Allie is working on polynomials.  Every day when I look at her work, I am so happy that we have a computer program that she seems to like (as much as she is ever going to like math) and that works for her because the further she gets into this stuff, the more I realize I can not help her with it.  I did sit in on some lessons recently and I have to say that Teaching Textbooks style is very simple and it makes sense.  They take things apart and they teach just one part of it in each lesson.  I really appreciate the simplicity.

Piper has been whizzing through decimals, which she understands much better than fractions.  


Jason has been working with the girls on Chapter 5, dissolving solids.  They talk about it at dinner sometimes.  I really appreciate how when you homeschool the lessons just become part of your family life and are discussed often and frequently, which I think must cement concepts in.

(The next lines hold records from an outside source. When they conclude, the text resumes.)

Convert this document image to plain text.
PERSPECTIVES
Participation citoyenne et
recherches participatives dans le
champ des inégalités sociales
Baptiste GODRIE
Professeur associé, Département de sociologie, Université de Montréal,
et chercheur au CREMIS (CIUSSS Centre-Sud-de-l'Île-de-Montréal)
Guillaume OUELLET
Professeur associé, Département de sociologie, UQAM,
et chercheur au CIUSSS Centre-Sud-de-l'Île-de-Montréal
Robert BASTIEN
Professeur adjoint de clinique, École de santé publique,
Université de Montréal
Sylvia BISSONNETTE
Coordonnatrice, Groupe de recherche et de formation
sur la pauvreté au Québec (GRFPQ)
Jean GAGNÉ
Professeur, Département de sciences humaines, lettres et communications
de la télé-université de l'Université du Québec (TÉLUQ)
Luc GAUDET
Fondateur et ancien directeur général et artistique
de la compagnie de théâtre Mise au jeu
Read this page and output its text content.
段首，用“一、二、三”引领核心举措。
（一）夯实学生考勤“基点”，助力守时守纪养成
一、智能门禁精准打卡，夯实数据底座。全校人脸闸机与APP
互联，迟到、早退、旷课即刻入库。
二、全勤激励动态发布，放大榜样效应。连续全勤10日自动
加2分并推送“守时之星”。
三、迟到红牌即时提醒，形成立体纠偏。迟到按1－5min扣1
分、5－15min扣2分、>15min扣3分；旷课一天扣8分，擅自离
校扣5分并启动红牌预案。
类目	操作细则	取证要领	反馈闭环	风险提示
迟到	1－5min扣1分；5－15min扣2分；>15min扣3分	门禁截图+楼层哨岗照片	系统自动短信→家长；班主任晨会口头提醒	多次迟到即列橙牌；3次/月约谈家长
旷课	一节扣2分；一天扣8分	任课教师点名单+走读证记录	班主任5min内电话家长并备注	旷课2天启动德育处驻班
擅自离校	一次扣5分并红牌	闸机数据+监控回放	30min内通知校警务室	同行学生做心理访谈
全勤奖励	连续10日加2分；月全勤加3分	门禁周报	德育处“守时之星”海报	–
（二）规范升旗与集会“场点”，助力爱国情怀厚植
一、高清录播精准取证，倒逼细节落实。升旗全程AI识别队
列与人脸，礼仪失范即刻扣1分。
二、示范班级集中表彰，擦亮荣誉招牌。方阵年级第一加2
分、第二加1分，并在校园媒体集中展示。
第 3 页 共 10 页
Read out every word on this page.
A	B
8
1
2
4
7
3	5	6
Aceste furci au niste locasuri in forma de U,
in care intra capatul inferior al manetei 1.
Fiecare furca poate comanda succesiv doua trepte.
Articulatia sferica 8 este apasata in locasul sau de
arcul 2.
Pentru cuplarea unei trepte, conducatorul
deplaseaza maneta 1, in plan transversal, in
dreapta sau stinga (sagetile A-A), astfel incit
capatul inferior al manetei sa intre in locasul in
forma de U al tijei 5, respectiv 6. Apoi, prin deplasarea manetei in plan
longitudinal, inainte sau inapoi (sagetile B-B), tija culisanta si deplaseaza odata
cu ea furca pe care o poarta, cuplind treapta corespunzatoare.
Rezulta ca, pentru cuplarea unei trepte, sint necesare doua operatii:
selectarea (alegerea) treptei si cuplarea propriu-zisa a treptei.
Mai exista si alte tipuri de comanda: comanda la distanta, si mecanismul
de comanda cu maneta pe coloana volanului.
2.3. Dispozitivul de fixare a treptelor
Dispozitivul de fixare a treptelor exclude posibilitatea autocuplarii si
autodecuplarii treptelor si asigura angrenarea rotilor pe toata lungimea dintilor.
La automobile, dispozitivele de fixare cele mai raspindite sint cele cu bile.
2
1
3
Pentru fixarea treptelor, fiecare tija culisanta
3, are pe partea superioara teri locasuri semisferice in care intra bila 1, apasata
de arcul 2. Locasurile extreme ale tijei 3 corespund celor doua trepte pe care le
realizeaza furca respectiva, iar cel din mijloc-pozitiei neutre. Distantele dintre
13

I am counting the papers the girls wrote about theories of allegory in their chosen film for writing (the movie watching, discussion and research on theories of allegory in the film as Film Study, but the paper is writing).  We have also been using a lot of informal journal writing prompts as part of our morning exercise.  I am not grading these or even looking at them unless the girls give me permission, it is more about flow and getting the ideas out and learning about the fluidity of writing.


Working on the root: Multi


This fell off our schedule this week.  Two whole days were spent watching movies, discussing allegories and writing and editing papers.  I always berate myself for failing to get something done, BUT I am trying to work on that.  We got in a zone with the movies and allegories and it WAS a good use of our time.  We can make up for it with Italian next week.

Cooking & Baking 

Allie made coconut red lentil soup for dinner one night.

E-Cubed & Pottery

Piper finished pottery, she decided NOT to continue but to join e-cubed instead (there is a time overlap which would make doing both unproductive).  

Dog Walking 

The girls continue with their dog walking business.  This gives them their own money, half of which goes into the bank.  The girls have saved their money to buy themselves things that they want.  The other day the girls asked me to take them to see the movie Duff.  Allie has read the book and loved it, so despite the fact that I abhor every single thing about movie theaters and would WAY rather wait for the DVD and lay cozily on my couch eating organic popcorn popped in coconut oil, I was very tempted.  I asked the girls if maybe they would like to do this with friends (whew!  I get out of smelling the smells and hearing the food sounds and having to try to figure out when a good time to go the bathroom is) the girls first question was, "Will we have to pay for it?"  I shrugged.  "I don't know.  I didn't think about that.  Would you not want to spend your money on that?"  They didn't even have to think about it, they both said they would rather wait for the DVD if they had to spend their own money on it.  "Hmmm, well then why would I want to spend my money on it?"  I asked.  "Because you are our mom and you are supposed to spend money so we can do stuff like this,"  they told me.  Sure, I definitely have responsibility to supporting my kids, but I am not sure if that means movies are a necessary item for my budget.  Clothing, shelter, food are all necessary; classes and lessons and books are necessary since we homeschool, but movies?  Movies, to my mind, fall under the category of luxury items.  I explained this to them.  I also explained that I only have a finite amount of money, it's not endless, so if I spend money on one thing, I may not have it for something else.  "What if I gave you the choice between going out to eat or going to the movies, what would you pick?"  I asked them.  "Well, we can watch the movie on DVD for a dollar or even free if you get it at the library, I mean we would have to wait for it, but we can't make food like they do at Uproot,"  Allie decided.  "Could we get fro-yo?"  Piper asked.